On s’est rendu compte que depuis le créateur du malware a publicisé le code source de son programme, plusieurs cybercriminels se sont intéressés à la chose et se sont même vus se battre sur le même terrain. C’est ce qui a fait de Mirai, l’un des programmes les plus utilisé par beaucoup de pirates, surtout pour prendre le contrôle de plusieurs systèmes informatiques à travers le monde. : « L’évolution logique pour ce malware était de découpler le mécanisme d’infection de la charge utile du malware, en exploitant un nouveau vecteur d’attaque » décrivait ainsi Flashpoint dans son blog.

La dernière innovation avec Mirai, c’est qu’il utilise maintenant les vulnérabilités qui ont été découvertes sur les protocoles TR-064 et TR-069, qui sont à l’origine des protocoles de maintenance. On voit alors que le programme malveillant ne se limite plus au réseau Telnet. C’est grâce aux vulnérabilités au sein des protocoles que le pirate informatique en réussi à infecter plus de 900 000 produit par la Deutsche Telekom.

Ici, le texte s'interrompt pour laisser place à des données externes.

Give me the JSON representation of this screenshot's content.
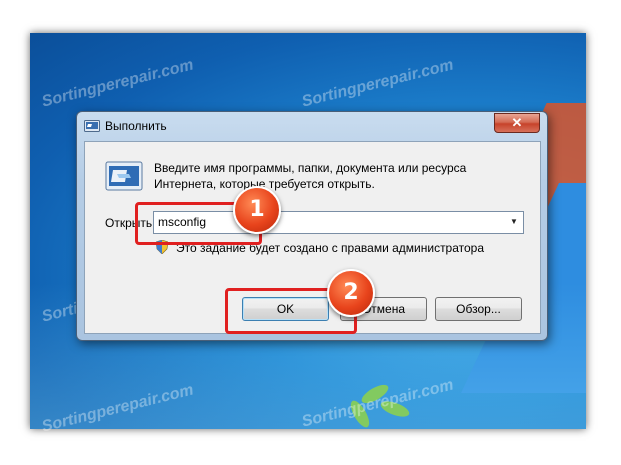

Le plus important actuellement est de déterminer l’origine de l’attaque. Car plusieurs appareils infectés ont été détectée au Brésil et en Grande-Bretagne. Selon les experts de Flashpoint, les utilisateurs de ce programme malveillant semble être des habitués de ce genre d’attaque. Selon le média allemand en particulier le journal Tagesspiegel, il se pourrait que la Russie soit la principale suspecte.

De son côté la chancelière Angela Merkel n’a pas voulu commenter cette rumeur. Elle se refuse de donner une quelconque confirmation ou une infirmation sur le sujet. D’un autre côté, déterminer l’objectif des pirates informatiques permettra bien évidemment de savoir d’où ils viennent. Les enquêtes se poursuivent et nous attendons un retour des autorités.